This section contains the create
, insert
and PL/SQL code to run the scalability test from Chapter 3, “Performance and Scalability” in an Oracle 11gR2 database.
Warning
These scripts will create large objects in the database and produce a huge amount of redo logs.
CREATE TABLE scale_data (
section NUMBER NOT NULL,
id1 NUMBER NOT NULL,
id2 NUMBER NOT NULL
);
Note:
There is no primary key (to keep the data generation simple)

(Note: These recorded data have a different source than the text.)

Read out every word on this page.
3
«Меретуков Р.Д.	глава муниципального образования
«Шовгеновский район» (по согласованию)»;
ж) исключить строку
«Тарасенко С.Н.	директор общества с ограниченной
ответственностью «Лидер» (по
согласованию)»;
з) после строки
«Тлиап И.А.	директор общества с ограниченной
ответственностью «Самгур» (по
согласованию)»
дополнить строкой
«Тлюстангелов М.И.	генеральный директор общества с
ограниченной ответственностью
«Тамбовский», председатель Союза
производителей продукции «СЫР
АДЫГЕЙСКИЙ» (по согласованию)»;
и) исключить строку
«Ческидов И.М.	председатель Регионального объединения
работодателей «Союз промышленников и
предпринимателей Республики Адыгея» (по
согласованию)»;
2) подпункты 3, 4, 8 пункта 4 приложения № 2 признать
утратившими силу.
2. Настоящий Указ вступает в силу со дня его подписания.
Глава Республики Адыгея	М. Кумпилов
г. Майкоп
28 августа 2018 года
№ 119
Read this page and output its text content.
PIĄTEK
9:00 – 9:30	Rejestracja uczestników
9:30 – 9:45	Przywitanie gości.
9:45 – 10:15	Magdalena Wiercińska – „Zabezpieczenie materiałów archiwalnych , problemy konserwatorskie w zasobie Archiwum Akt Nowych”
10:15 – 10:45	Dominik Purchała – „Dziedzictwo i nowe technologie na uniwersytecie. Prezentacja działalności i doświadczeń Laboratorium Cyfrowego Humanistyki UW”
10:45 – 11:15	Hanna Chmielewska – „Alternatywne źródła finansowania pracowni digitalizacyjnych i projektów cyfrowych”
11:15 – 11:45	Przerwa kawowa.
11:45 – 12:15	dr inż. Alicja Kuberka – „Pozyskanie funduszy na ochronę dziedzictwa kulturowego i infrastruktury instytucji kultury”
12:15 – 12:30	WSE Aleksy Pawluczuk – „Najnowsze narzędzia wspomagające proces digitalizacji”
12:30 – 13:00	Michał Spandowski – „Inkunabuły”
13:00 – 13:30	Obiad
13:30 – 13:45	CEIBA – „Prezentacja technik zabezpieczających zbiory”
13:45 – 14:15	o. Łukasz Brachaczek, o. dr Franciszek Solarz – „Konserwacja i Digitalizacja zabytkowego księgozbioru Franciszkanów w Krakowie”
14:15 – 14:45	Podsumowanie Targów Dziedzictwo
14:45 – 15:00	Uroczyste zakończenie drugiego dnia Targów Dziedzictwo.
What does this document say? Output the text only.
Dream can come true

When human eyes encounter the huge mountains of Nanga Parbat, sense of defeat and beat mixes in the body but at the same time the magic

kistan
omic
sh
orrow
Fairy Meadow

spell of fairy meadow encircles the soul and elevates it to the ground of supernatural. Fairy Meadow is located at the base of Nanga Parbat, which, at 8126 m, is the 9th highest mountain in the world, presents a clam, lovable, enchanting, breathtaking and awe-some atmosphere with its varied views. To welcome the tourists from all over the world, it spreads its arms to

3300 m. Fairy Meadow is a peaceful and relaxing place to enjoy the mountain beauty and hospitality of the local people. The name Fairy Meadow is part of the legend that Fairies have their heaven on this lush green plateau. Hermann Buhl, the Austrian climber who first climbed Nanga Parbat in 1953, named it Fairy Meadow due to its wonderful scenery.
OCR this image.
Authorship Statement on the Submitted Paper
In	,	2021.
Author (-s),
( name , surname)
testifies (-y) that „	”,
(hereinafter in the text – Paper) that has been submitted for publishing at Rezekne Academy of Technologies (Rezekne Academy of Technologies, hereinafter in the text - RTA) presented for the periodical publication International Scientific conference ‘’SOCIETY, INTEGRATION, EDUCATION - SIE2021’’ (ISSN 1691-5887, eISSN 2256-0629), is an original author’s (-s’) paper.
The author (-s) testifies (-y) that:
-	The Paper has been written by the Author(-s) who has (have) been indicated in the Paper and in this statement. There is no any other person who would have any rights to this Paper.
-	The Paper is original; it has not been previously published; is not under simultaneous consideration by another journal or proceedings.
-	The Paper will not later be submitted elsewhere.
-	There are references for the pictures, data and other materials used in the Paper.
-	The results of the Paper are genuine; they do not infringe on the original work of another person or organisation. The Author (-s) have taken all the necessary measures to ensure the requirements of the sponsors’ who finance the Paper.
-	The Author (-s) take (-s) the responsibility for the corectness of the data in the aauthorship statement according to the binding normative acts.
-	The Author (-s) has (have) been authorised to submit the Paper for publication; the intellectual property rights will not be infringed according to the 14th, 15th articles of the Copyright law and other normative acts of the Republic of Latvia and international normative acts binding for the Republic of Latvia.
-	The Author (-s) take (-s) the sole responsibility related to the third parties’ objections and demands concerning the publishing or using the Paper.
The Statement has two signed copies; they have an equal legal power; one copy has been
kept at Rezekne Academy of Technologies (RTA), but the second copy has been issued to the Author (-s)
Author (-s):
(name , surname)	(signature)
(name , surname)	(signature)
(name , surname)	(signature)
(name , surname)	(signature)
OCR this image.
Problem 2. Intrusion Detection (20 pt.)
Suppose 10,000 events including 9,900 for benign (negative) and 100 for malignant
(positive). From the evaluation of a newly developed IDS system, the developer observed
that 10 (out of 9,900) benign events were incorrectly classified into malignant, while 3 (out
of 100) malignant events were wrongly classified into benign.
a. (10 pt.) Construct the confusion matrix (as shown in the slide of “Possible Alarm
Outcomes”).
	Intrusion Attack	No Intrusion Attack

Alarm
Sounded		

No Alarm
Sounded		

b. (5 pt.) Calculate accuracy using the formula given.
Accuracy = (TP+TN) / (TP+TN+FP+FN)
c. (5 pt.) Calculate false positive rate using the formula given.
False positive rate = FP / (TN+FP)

There is no index (yet). That's done after filling the table
There is no "junk" column because the table is actually not accessed during testing
INSERT INTO scale_data
SELECT sections.n, gen.x, CEIL(DBMS_RANDOM.VALUE(0, 100))
FROM (
SELECT level - 1 n
FROM DUAL
CONNECT BY level < 300) sections
, (
SELECT level x
FROM DUAL
CONNECT BY level < 900000) gen
WHERE gen.x <= sections.n * 3000;
Note:
This code generates 300 sections, you may need to adjust the number for your environment. If you increase the number of sections, you must also increase the second generator. It must generate at least
3000 x <number of sections>
records.The table will need some gigabytes
CREATE INDEX scale_slow ON scale_data (section, id1, id2);
BEGIN
DBMS_STATS.GATHER_TABLE_STATS(null, 'SCALE_DATA'
, CASCADE => true);
END;
/
Note:
The index will also need some gigabytes
CREATE OR REPLACE PACKAGE test_scalability IS
TYPE piped_output IS RECORD ( section NUMBER
, seconds NUMBER
, cnt_rows NUMBER);
TYPE piped_output_table IS TABLE OF piped_output;
FUNCTION run(sql_txt IN varchar2, n IN number)
RETURN test_scalability.piped_output_table PIPELINED;
END;
/
CREATE OR REPLACE PACKAGE BODY test_scalability
IS
TYPE tmp IS TABLE OF piped_output INDEX BY PLS_INTEGER;
FUNCTION run(sql_txt IN VARCHAR2, n IN NUMBER)
RETURN test_scalability.piped_output_table PIPELINED
IS
rec test_scalability.tmp;
r test_scalability.piped_output;
iter NUMBER;
sec NUMBER;
strt NUMBER;
exec_txt VARCHAR2(4000);
cnt NUMBER;
BEGIN
exec_txt := 'select count(*) from (' || sql_txt || ')';
iter := 0;
WHILE iter <= n LOOP
sec := 0;
WHILE sec < 300 LOOP
IF iter = 0 THEN
rec(sec).seconds := 0;
rec(sec).section := sec;
rec(sec).cnt_rows := 0;
END IF;
strt := DBMS_UTILITY.GET_TIME;
EXECUTE IMMEDIATE exec_txt INTO cnt USING sec;
rec(sec).seconds := rec(sec).seconds
+ (DBMS_UTILITY.GET_TIME - strt)/100;
rec(sec).cnt_rows:= rec(sec).cnt_rows + cnt;
IF iter = n THEN
PIPE ROW(rec(sec));
END IF;
sec := sec +1;
END LOOP;
iter := iter +1;
END LOOP;
RETURN;
END;
END test_scalability;
/
Note:
The
TEST_SCALABILITY.RUN
function returns a tableIt's hardcoded to run the test for 300 sections (highlighted).
The number of iterations is configurable
The following select
calls the function and passes the query as string:
SELECT *
FROM TABLE(test_scalability.run(
'SELECT * '
|| 'FROM scale_data '
||'WHERE section=:1 '
|| 'AND id2=CEIL(DBMS_RANDOM.value(1,100))', 10
));
The counter test, with a better index, can be done like that:
DROP INDEX scale_slow;
CREATE INDEX scale_fast ON scale_data (section, id2, id1);
BEGIN
DBMS_STATS.GATHER_TABLE_STATS(null, 'SCALE_DATA'
, CASCADE => true);
END;
/
SELECT *
FROM TABLE(test_scalability.run(
'SELECT * '
|| 'FROM scale_data '
||'WHERE section=:1 '
|| 'AND id2=CEIL(DBMS_RANDOM.value(1,10))', 10
));
Note:
The
SCALE_SLOW
index is dropped to prevent "ORA-01408: such column list already indexed".